El otro día, en el café Comercial, mientras leía el periódico y desayunaba tranquilamente -café, churros, zumo de naranja- esperando a Federico Falco, un hombre que estaba en la mesa de al lado, también con su café y su periódico, me preguntó educadamente si yo era quien él creía que yo era. Le dije que sí, pero él todavía no se tomó confianza. Me preguntó si no me molesta que me saluden los lectores cuando voy por la calle o estoy desayunando. Le contesté que, en mi experiencia, los lectores suelen ser personas muy educadas que cuando se acercan a uno lo hacen con afecto y con mucha delicadeza, y que yo agradezco siempre esa actitud.
Hay personas impertinentes, desde luego, pero son las menos. Este verano, en una playa de Santander, una señora me aseguró que se alegraba de conocerme, y a continuación pasó a reñirme por un artículo mío que le habían puesto a su niña de comentario de texto en Selectividad. La niña había encontrado el artículo muy difícil y se había llevado un disgusto porque se temía una mala nota, de la cual su madre visiblemente me hacía responsable. “Mamá, no se entendía nada”, parece que repetía la hija sin consuelo.
Mientras esperaba en el café seguí hablando con este lector. Era un hombre de unos sesenta años, de aspecto sedentario y también saludable, con una camisa de manga corta, con muy buen color de cara. Me contó que llevaba quince años dedicado a las dos cosas que más le gustaban: leer y dar largos paseos por Madrid. ¿Tanto tiempo llevaba jubilado? “Yo tenía un trabajo en el que me fue muy bien. No crea, no tenía nada que ver con la literatura. Era cosa de número, tesorero en un banco. Salieron bien las cosas, y gané bastante dinero, para el banco, pero también para mí. Me gustaba mucho leer, pero entonces no me quedaba tiempo. Trabajas hasta muy tarde y cuando vuelves a casa también quieres estar con la familia”.

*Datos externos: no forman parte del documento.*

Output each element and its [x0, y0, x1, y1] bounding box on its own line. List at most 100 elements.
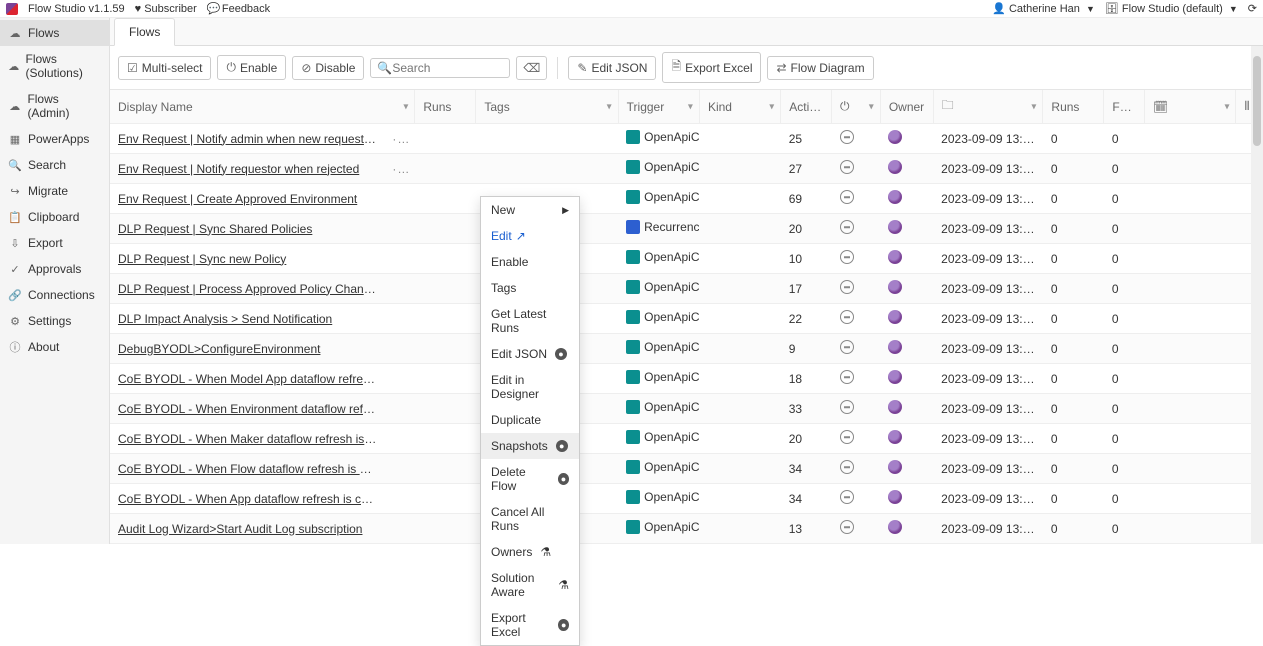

En algún momento descubrió que si se retiraba tendría suficiente para vivir con desahogo. Si seguía trabajando en el banco ganaría mucho más, desde luego, pero pensó que no le hacía falta. Se retiró y se puso a leer. Se levantaba por la mañana, daba un largo paseo, desayunaba en alguna parte, seguía caminando. Regresaba a casa y leía hasta la hora de comer. Por la tarde, otro paseo, y luego más lectura. Así lleva quince años. En ese tiempo ha reunido una biblioteca de mil quinientos libros. “Tampoco son tantos”, dice, matizando el visible orgullo con algo de pudor. Se le notaba que le daba reparo que estuviera durando tanto la conversación. Pero era yo quien no paraba de hacerle preguntas: le gustan sobre todo las novelas y los libros de historia. Se levantó para marcharse cuando llegó Federico, dobló el periódico y se lo guardó bajo el brazo. Le pregunté su nombre: se llama Santiago. Nos despedimos con un apretón de manos y lo vi salir apaciblemente del café, y luego en el ventanal, alejándose por la glorieta de Bilbao, caminando por Madrid.